HALIFAX — Nova Scotia's NDP is being criticized for singling out one of the province's wealthiest businessmen and philanthropists, as it condemned the Liberal government on income inequality.
The New Democrats noted Tuesday that the net worth of Kenneth Rowe, executive chairman of IMP Group International Inc., increased by $270 million last year, which is $25-million more than total social assistance payments in Nova Scotia.
"I think most Nova Scotians would agree that it is unacceptable that 13,000 children visit food banks in our province, while a small group at the top prosper to such extremes," NDP Leader Gary Burrill said in a statement, adding that Premier Stephen McNeil "seems uninterested" in addressing the wealth gap.
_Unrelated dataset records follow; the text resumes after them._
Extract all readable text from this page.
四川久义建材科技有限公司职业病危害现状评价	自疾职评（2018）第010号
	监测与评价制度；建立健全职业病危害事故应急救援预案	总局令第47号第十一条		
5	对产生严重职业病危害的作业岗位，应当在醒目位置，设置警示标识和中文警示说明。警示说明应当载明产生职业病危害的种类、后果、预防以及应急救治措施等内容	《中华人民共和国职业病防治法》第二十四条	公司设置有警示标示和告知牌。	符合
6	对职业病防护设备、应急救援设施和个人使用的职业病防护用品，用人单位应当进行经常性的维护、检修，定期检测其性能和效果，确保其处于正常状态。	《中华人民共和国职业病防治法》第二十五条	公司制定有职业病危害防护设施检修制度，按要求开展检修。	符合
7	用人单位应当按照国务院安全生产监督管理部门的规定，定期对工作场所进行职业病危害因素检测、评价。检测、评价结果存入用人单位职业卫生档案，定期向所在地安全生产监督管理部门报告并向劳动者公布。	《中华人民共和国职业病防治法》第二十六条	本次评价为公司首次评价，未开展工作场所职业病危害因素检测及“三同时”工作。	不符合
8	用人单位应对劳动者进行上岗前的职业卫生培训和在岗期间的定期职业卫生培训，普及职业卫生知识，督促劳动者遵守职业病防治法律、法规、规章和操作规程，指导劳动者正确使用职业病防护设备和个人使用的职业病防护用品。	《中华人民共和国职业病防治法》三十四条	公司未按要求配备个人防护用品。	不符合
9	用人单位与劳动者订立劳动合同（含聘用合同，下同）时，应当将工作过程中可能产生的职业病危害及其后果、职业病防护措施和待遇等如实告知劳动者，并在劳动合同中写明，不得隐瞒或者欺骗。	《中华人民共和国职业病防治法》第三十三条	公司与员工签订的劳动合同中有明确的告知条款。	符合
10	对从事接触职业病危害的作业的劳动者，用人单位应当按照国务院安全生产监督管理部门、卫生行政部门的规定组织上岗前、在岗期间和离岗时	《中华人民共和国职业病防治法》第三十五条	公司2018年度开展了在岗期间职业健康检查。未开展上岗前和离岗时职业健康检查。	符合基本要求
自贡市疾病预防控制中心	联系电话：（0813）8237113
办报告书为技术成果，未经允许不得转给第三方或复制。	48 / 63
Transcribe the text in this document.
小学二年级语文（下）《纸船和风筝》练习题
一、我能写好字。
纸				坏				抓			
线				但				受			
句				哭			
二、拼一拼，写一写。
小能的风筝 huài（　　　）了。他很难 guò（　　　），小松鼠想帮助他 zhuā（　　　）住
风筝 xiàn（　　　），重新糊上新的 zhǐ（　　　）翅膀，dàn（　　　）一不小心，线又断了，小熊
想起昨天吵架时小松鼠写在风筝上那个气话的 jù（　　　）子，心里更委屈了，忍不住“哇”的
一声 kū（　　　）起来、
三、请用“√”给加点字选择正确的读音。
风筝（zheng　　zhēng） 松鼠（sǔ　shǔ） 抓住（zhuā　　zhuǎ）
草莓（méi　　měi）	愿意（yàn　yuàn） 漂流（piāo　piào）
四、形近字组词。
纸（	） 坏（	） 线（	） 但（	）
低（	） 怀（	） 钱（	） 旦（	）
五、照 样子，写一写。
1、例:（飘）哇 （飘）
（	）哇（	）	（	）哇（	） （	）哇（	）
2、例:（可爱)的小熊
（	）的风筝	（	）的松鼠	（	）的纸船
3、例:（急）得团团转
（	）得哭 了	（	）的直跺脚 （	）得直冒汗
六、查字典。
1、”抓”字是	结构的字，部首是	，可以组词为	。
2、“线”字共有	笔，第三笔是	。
The NDP attributed its data on Rowe's wealth to the Forbes list of the 100 richest Canadians, although it later clarified the source as Canadian Business magazine.
Rowe founded IMP in Halifax in 1967, which now has holdings in aerospace, health care, real estate and other sectors. Canadian Business estimates his wealth at $1.43-billion, making him the 71st richest person in Canada, with his net worth growing by 23 per cent in the last year.
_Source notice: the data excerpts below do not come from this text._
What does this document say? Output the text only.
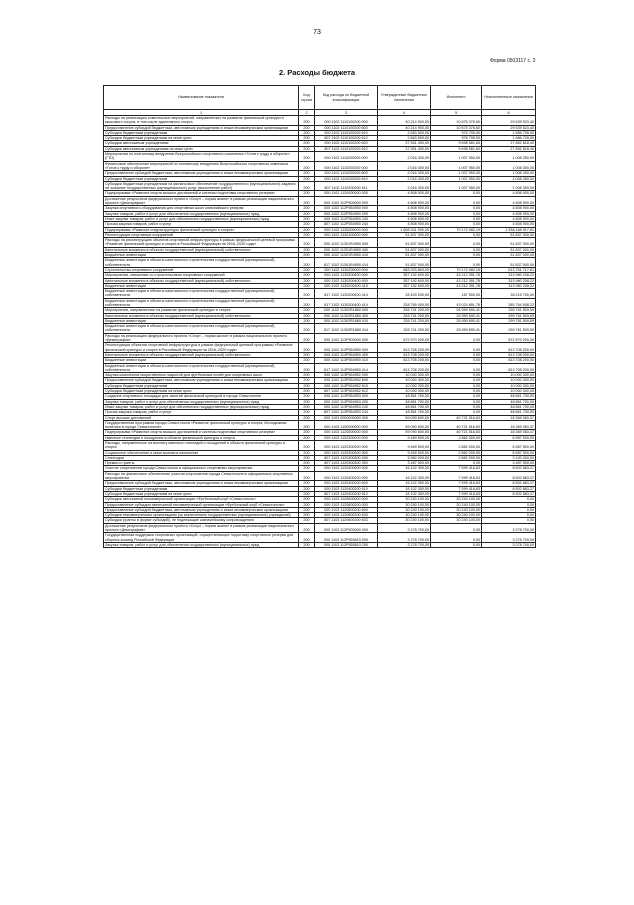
73
Форма 0503117 с. 2
2. Расходы бюджета
Наименование показателя	Код строки	Код расхода по бюджетной классификации	Утвержденные бюджетные назначения	Исполнено	Неисполненные назначения
1	2	3	4	5	6
Расходы на реализацию комплексных мероприятий, направленных на развитие физической культуры и массового спорта, в том числе адаптивного спорта	200	000 1102 1110100200 000	40 214 900,00	10 675 376,60	29 539 523,40
Предоставление субсидий бюджетным, автономным учреждениям и иным некоммерческим организациям	200	000 1102 1110100200 600	40 214 900,00	10 675 376,60	29 539 523,40
Субсидии бюджетным учреждениям	200	000 1102 1110100200 610	2 663 500,00	976 795,00	1 686 705,00
Субсидии бюджетным учреждениям на иные цели	200	807 1102 1110100200 612	2 663 500,00	976 795,00	1 686 705,00
Субсидии автономным учреждениям	200	000 1102 1110100200 620	37 551 400,00	9 698 581,60	27 852 818,40
Субсидии автономным учреждениям на иные цели	200	807 1102 1110100200 622	37 551 400,00	9 698 581,60	27 852 818,40
Мероприятия по поэтапному внедрению Всероссийского спортивного комплекса «Готов к труду и обороне» (ГТО)	200	000 1102 1110200000 000	2 016 300,00	1 007 950,00	1 008 350,00
Финансовое обеспечение мероприятий по поэтапному внедрению Всероссийского спортивного комплекса «Готов к труду и обороне»	200	000 1102 1110200200 000	2 016 300,00	1 007 950,00	1 008 350,00
Предоставление субсидий бюджетным, автономным учреждениям и иным некоммерческим организациям	200	000 1102 1110200200 600	2 016 300,00	1 007 950,00	1 008 350,00
Субсидии бюджетным учреждениям	200	000 1102 1110200200 610	2 016 300,00	1 007 950,00	1 008 350,00
Субсидии бюджетным учреждениям на финансовое обеспечение государственного (муниципального) задания на оказание государственных (муниципальных) услуг (выполнение работ)	200	807 1102 1110200200 611	2 016 300,00	1 007 950,00	1 008 350,00
Подпрограмма «Развитие спорта высших достижений и системы подготовки спортивного резерва»	200	000 1102 1120000000 000	4 808 900,00	0,00	4 808 900,00
Достижение результатов федерального проекта «Спорт – норма жизни» в рамках реализации национального проекта «Демография»	200	000 1102 112P500000 000	4 808 900,00	0,00	4 808 900,00
Закупка спортивного оборудования для спортивных школ олимпийского резерва	200	000 1102 112P554950 000	4 808 900,00	0,00	4 808 900,00
Закупка товаров, работ и услуг для обеспечения государственных (муниципальных) нужд	200	000 1102 112P554950 200	4 808 900,00	0,00	4 808 900,00
Иные закупки товаров, работ и услуг для обеспечения государственных (муниципальных) нужд	200	000 1102 112P554950 240	4 808 900,00	0,00	4 808 900,00
Прочая закупка товаров, работ и услуг	200	807 1102 112P554950 244	4 808 900,00	0,00	4 808 900,00
Подпрограмма «Развитие инфраструктуры физической культуры и спорта»	200	000 1102 1130000000 000	1 608 341 000,00	70 172 082,19	1 538 168 917,81
Реконструкция спортивных сооружений	200	000 1102 1130100000 000	51 837 000,00	0,00	51 837 000,00
Расходы на реконструкцию объектов спортивной инфраструктуры в рамках федеральной целевой программы «Развитие физической культуры и спорта в Российской Федерации на 2016–2020 годы»	200	000 1102 11301R4950 000	51 837 000,00	0,00	51 837 000,00
Капитальные вложения в объекты государственной (муниципальной) собственности	200	000 1102 11301R4950 400	51 837 000,00	0,00	51 837 000,00
Бюджетные инвестиции	200	000 1102 11301R4950 410	51 837 000,00	0,00	51 837 000,00
Бюджетные инвестиции в объекты капитального строительства государственной (муниципальной) собственности	200	817 1102 11301R4950 414	51 837 000,00	0,00	51 837 000,00
Строительство спортивных сооружений	200	000 1102 1130200000 000	683 933 800,00	70 172 082,19	613 761 717,81
Мероприятия, связанные со строительством спортивных сооружений	200	000 1102 1130200400 000	357 192 600,00	43 212 391,78	313 980 208,22
Капитальные вложения в объекты государственной (муниципальной) собственности	200	000 1102 1130200400 400	357 192 600,00	43 212 391,78	313 980 208,22
Бюджетные инвестиции	200	000 1102 1130200400 410	357 192 600,00	43 212 391,78	313 980 208,22
Бюджетные инвестиции в объекты капитального строительства государственной (муниципальной) собственности	200	817 1102 1130200400 414	28 403 200,00	187 500,00	28 215 700,00
Бюджетные инвестиции в объекты капитального строительства государственной (муниципальной) собственности	200	817 1102 1130200400 414	328 789 400,00	43 024 891,78	285 764 508,22
Мероприятия, направленные на развитие физической культуры и спорта	200	000 1102 11302R1860 000	326 741 200,00	26 959 690,41	299 781 509,59
Капитальные вложения в объекты государственной (муниципальной) собственности	200	000 1102 11302R1860 400	326 741 200,00	26 959 690,41	299 781 509,59
Бюджетные инвестиции	200	000 1102 11302R1860 410	326 741 200,00	26 959 690,41	299 781 509,59
Бюджетные инвестиции в объекты капитального строительства государственной (муниципальной) собственности	200	817 1102 11302R1860 414	326 741 200,00	26 959 690,41	299 781 509,59
Расходы на реализацию федерального проекта «Спорт – норма жизни» в рамках национального проекта «Демография»	200	000 1102 113P500000 000	872 570 200,00	0,00	872 570 200,00
Реконструкция объектов спортивной инфраструктуры в рамках федеральной целевой программы «Развитие физической культуры и спорта в Российской Федерации на 2016–2020 годы»	200	000 1102 113P554950 000	813 708 200,00	0,00	813 708 200,00
Капитальные вложения в объекты государственной (муниципальной) собственности	200	000 1102 113P554950 400	813 708 200,00	0,00	813 708 200,00
Бюджетные инвестиции	200	000 1102 113P554950 410	813 708 200,00	0,00	813 708 200,00
Бюджетные инвестиции в объекты капитального строительства государственной (муниципальной) собственности	200	817 1102 113P554950 414	813 708 200,00	0,00	813 708 200,00
Закупка комплектов искусственных покрытий для футбольных полей для спортивных школ	200	000 1102 113P554952 000	10 000 300,00	0,00	10 000 300,00
Предоставление субсидий бюджетным, автономным учреждениям и иным некоммерческим организациям	200	000 1102 113P554952 600	10 000 300,00	0,00	10 000 300,00
Субсидии бюджетным учреждениям	200	000 1102 113P554952 610	10 000 300,00	0,00	10 000 300,00
Субсидии бюджетным учреждениям на иные цели	200	807 1102 113P554952 612	10 000 300,00	0,00	10 000 300,00
Создание спортивных площадок для занятий физической культурой в городе Севастополе	200	000 1102 113P554953 000	48 861 700,00	0,00	48 861 700,00
Закупка товаров, работ и услуг для обеспечения государственных (муниципальных) нужд	200	000 1102 113P554953 200	48 861 700,00	0,00	48 861 700,00
Иные закупки товаров, работ и услуг для обеспечения государственных (муниципальных) нужд	200	000 1102 113P554953 240	48 861 700,00	0,00	48 861 700,00
Прочая закупка товаров, работ и услуг	200	807 1102 113P554953 244	48 861 700,00	0,00	48 861 700,00
Спорт высших достижений	200	000 1103 0000000000 000	59 090 600,00	40 721 516,63	18 369 083,37
Государственная программа города Севастополя «Развитие физической культуры и спорта. Молодежная политика в городе Севастополе»	200	000 1103 1100000000 000	59 090 600,00	40 721 516,63	18 369 083,37
Подпрограмма «Развитие спорта высших достижений и системы подготовки спортивного резерва»	200	000 1103 1120000000 000	59 090 600,00	40 721 516,63	18 369 083,37
Именные стипендии и поощрения в области физической культуры и спорта	200	000 1103 1120300000 000	9 469 500,00	2 882 000,00	6 587 500,00
Расходы, направленные на выплату именных стипендий и поощрений в области физической культуры и спорта	200	000 1103 1120300300 000	9 469 500,00	2 882 000,00	6 587 500,00
Социальное обеспечение и иные выплаты населению	200	000 1103 1120300300 300	9 469 500,00	2 882 000,00	6 587 500,00
Стипендии	200	807 1103 1120300300 340	5 982 000,00	2 882 000,00	3 100 000,00
Премии и гранты	200	807 1103 1120300300 350	3 487 500,00	0,00	3 487 500,00
Участие спортсменов города Севастополя в официальных спортивных мероприятиях	200	000 1103 1120400000 000	16 102 300,00	7 599 416,63	8 502 883,37
Расходы на финансовое обеспечение участия спортсменов города Севастополя в официальных спортивных мероприятиях	200	000 1103 1120400200 000	16 102 300,00	7 599 416,63	8 502 883,37
Предоставление субсидий бюджетным, автономным учреждениям и иным некоммерческим организациям	200	000 1103 1120400200 600	16 102 300,00	7 599 416,63	8 502 883,37
Субсидии бюджетным учреждениям	200	000 1103 1120400200 610	16 102 300,00	7 599 416,63	8 502 883,37
Субсидии бюджетным учреждениям на иные цели	200	807 1103 1120400200 612	16 102 300,00	7 599 416,63	8 502 883,37
Субсидии автономной некоммерческой организации «Футбольный клуб «Севастополь»	200	000 1103 1120600000 000	30 240 100,00	30 240 100,00	0,00
Предоставление субсидии автономной некоммерческой организации «Футбольный клуб «Севастополь»	200	000 1103 1120600200 000	30 240 100,00	30 240 100,00	0,00
Предоставление субсидий бюджетным, автономным учреждениям и иным некоммерческим организациям	200	000 1103 1120600200 600	30 240 100,00	30 240 100,00	0,00
Субсидии некоммерческим организациям (за исключением государственных (муниципальных) учреждений)	200	000 1103 1120600200 630	30 240 100,00	30 240 100,00	0,00
Субсидии (гранты в форме субсидий), не подлежащие казначейскому сопровождению	200	807 1103 1120600200 633	30 240 100,00	30 240 100,00	0,00
Достижение результатов федерального проекта «Спорт – норма жизни» в рамках реализации национального проекта «Демография»	200	000 1103 112P500000 000	3 278 700,00	0,00	3 278 700,00
Государственная поддержка спортивных организаций, осуществляющих подготовку спортивного резерва для сборных команд Российской Федерации	200	000 1103 112P555810 000	3 278 700,00	0,00	3 278 700,00
Закупка товаров, работ и услуг для обеспечения государственных (муниципальных) нужд	200	000 1103 112P555810 200	3 278 700,00	0,00	3 278 700,00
Liberal committee member Iain Rankin said the province should "celebrate the success of its entrepreneurs."
He added there is no correlation between Rowe's wealth and whether the province is doing enough for those with much lower incomes.
"I think that we have one of the most progressive tax systems and we tax the higher earners more than most if not all provinces, so I think we are doing what we can," Rankin said.
Marian Mancini, the NDP's community services critic, said the party wasn't trying to fan class warfare with the statement, which came as the legislature's community services committee discussed special needs funding for people on income assistance.
"I think everybody in the province probably agrees that those are grossly huge salaries, especially in the face of what people are struggling to deal with," Mancini said in an interview after the meeting. "If you're making $8 million, we don't want it all. You can still live your life and have your lifestyle. We just want some of it."
Progressive Conservative Chris d'Entremont said it was unfair to single out a single business leader.
"I personally think it confuses the issue," he said in an interview. "We're talking about government programs ... We shouldn't be talking about private industry and the way that it works."
A spokesman for IMP had not responded to a request for comment Tuesday. On its web site, the Halifax-based company says it employs 4,500 people.
The NDP also noted that Canada's top CEOs made more by lunch on Jan. 3 than the average Canadian makes in a year.